78 Years Ago Today...

As many people know, the comic strip that initially inspired my own work is Milton Caniff’s Terry and the Pirates. Caniff created the strip for the Chicago Tribune New York News Syndicate and worked on the strip from 1934 until 1946. He left Terry to create a new adventure strip, Steve Canyon, for full ownership and creative control.

On this day, Dec. 29, in 1946 (a Sunday like today!), Caniff ran his final strip—reproduced below, it’s a beaut and an amazing culmination of his work on Terry. Caniff had announced that he was leaving Terry many months before, but made a point not to let up in the home stretch. (Canyon would debut on January 13, 1947.)


I’m partly running this because I missed the opportunity to mark the 60th anniversary of Terry's debut on October 22, 1934. Building on some groundbreaking work by others—most notably Roy Crane (Wash Tubbs) and Caniff’s studio-mate and friend, Noel Sickles (Scorchy Smith)—Caniff started a whole school of cartooning whose style influenced several generations of cartoonists.  I’ve included a strip from Caniff’s first year to demonstrate how much he had grown artistically. At the point of oversimplifying, much of it was based on the use of heavy black, chiaroscuro/impressionistic effect, rather than for decorative purposes.


In issue 25 of Rob Hanes Adventures, I paid homage to Caniff, as well as to Terry and Canyon, and to many of his peers and their characters, by having him travel back in time to the 1940s and team up with dopplegangers of the soldiers of fortune and other characters from the era.
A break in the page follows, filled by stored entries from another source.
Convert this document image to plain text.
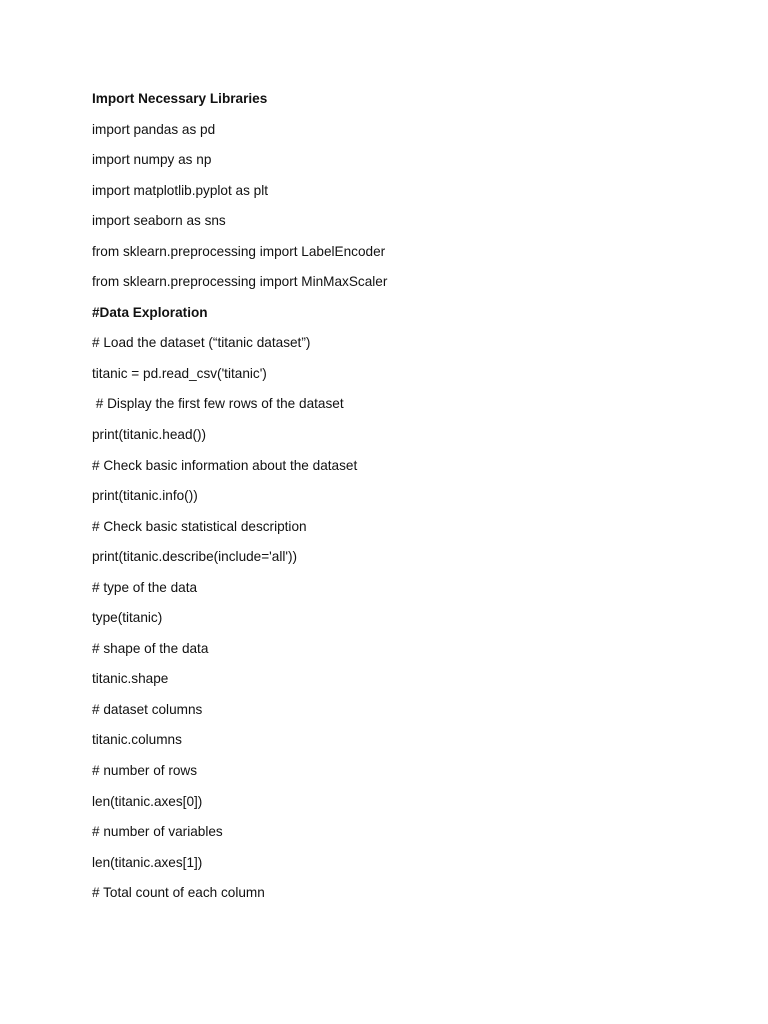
Import Necessary Libraries

import pandas as pd

import numpy as np

import matplotlib.pyplot as plt

import seaborn as sns

from sklearn.preprocessing import LabelEncoder

from sklearn.preprocessing import MinMaxScaler

#Data Exploration

# Load the dataset (“titanic dataset”)

titanic = pd.read_csv('titanic')

# Display the first few rows of the dataset

print(titanic.head())

# Check basic information about the dataset

print(titanic.info())

# Check basic statistical description

print(titanic.describe(include='all'))

# type of the data

type(titanic)

# shape of the data

titanic.shape

# dataset columns

titanic.columns

# number of rows

len(titanic.axes[0])

# number of variables

len(titanic.axes[1])

# Total count of each column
And I carried over this tribute in my recent holiday greeting where a sign in the image reads, “Ring Out the Old, Ring in the New” as Caniff cleverly did in the final panel he drew in the Terry strip on the eve of a new year. 

Cartoonist George Wunder picked up the reins on Terry and continued the strip to its end in 1973. Canyon ended its run with the passing of Caniff in 1988.